Portrait of an Artist

Documentary filmmaker, Linda Freeman, on capturing Jacob Lawrence’s artistic process on film

From Jacob Lawrence: The Glory of Expression, produced by Linda Freeman; directed by
David Irving; © L&S Video, Inc. All rights reserved.

At 24-years-old, painter Jacob Lawrence was already a nationally recognized artist. His groundbreaking Migration Series (1940-41) — 60 paintings about the northward migration of African-Americans from the post-Reconstruction South — had vaulted him among the ranks of America’s most important Modernists. He was also an African-American working in the early 1940s — educated in Harlem and as part of the federal Works Progress Administration program, outside traditional art institutions. When New York’s Downtown Gallery picked him up, he became the first black artist to be represented by a major New York gallery. Wittingly or not, he had become a symbol of hope and striving at a time when Jim Crow still ruled the South.

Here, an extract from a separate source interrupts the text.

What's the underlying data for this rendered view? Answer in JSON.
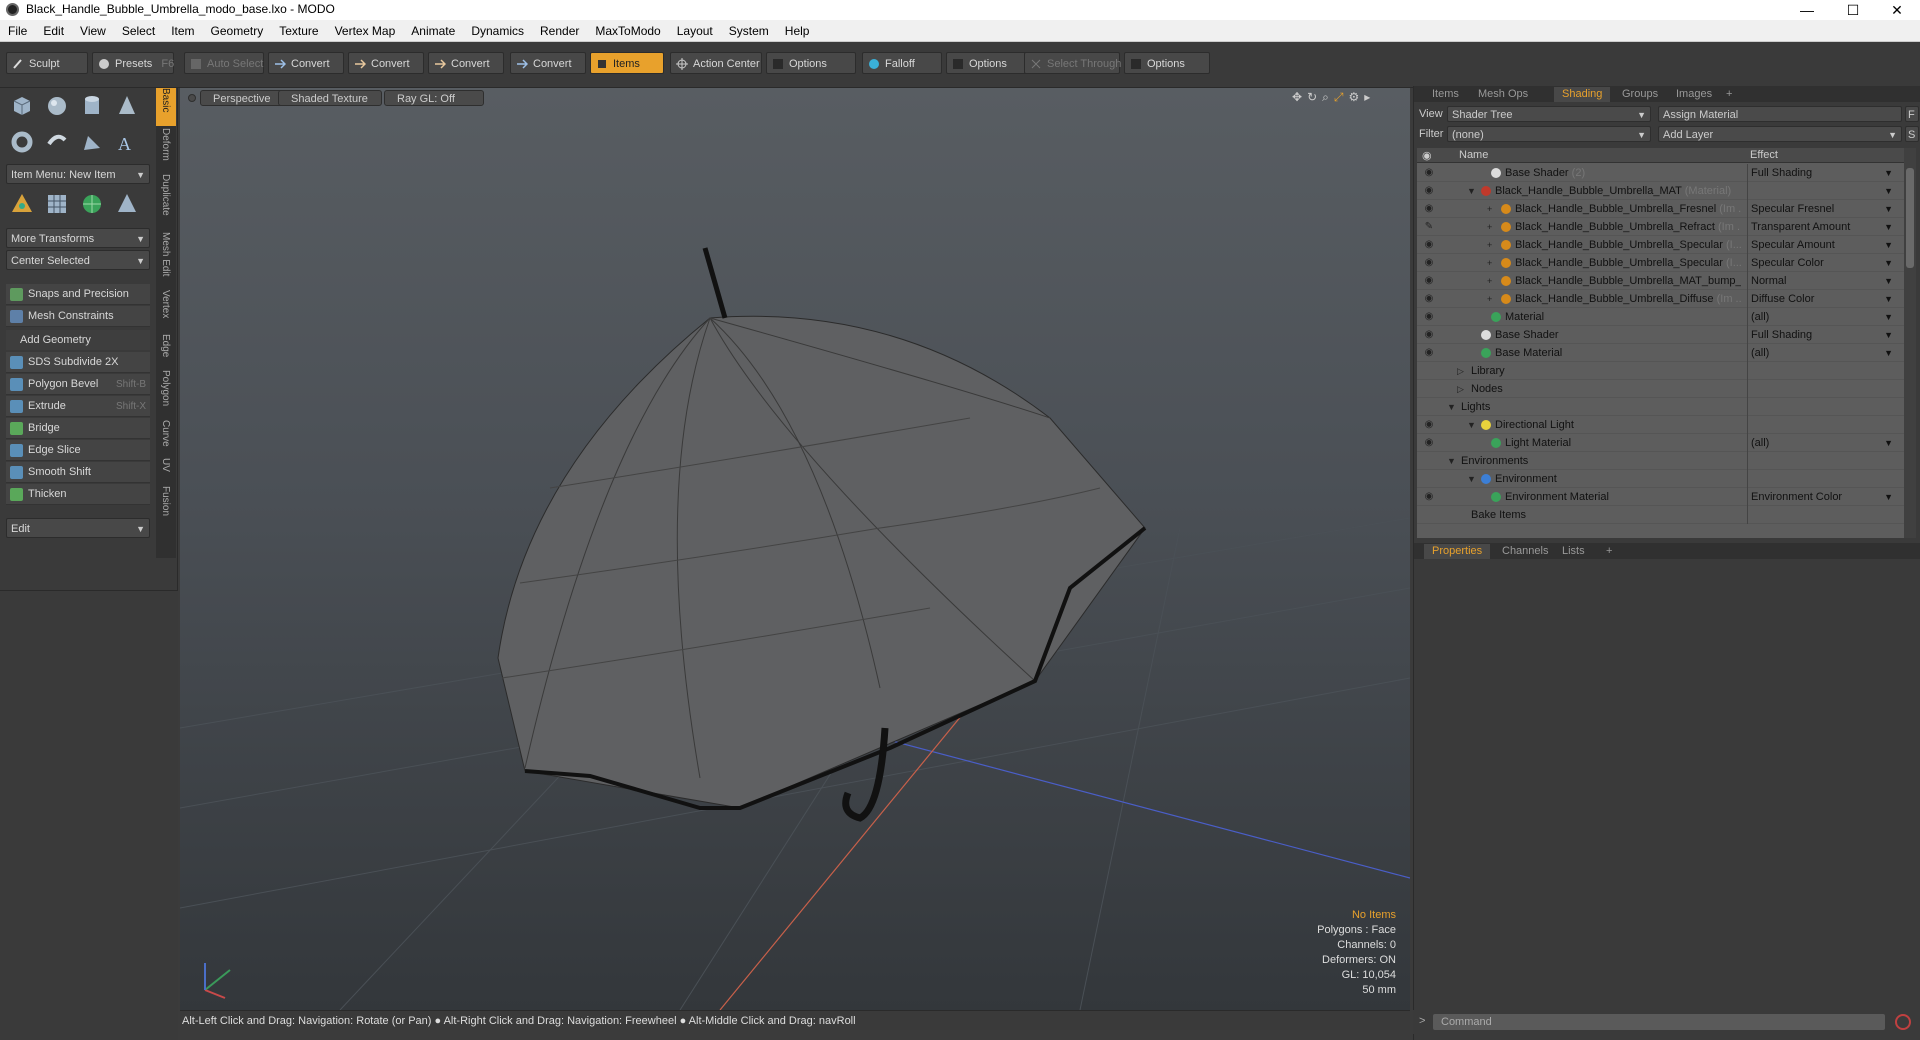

It was a lot of pressure for such a young artist; in 1949 Lawrence checked himself for four months into Hillside Hospital, in Queens, seeking treatment for depression —where, like Van Gogh, he painted deeply affecting scenes of hospital life. With the help of his wife, fellow artist Gwendolyn Knight Lawrence, he kept himself largely out of the limelight in the decades that followed, moving to Seattle in 1970 to teach, where he remained until his death in 2000.

He granted few interviews in those later years. And yet he agreed to let filmmaker Linda Freeman into his home and studio in the 1990s to film him and Gwendolyn as part of a documentary series. Christie’s spoke with Ms. Freeman by phone about the experience of making her film, Jacob Lawrence: The Glory of Expression, ahead of an online-only sale of Jacob Lawrence’s work.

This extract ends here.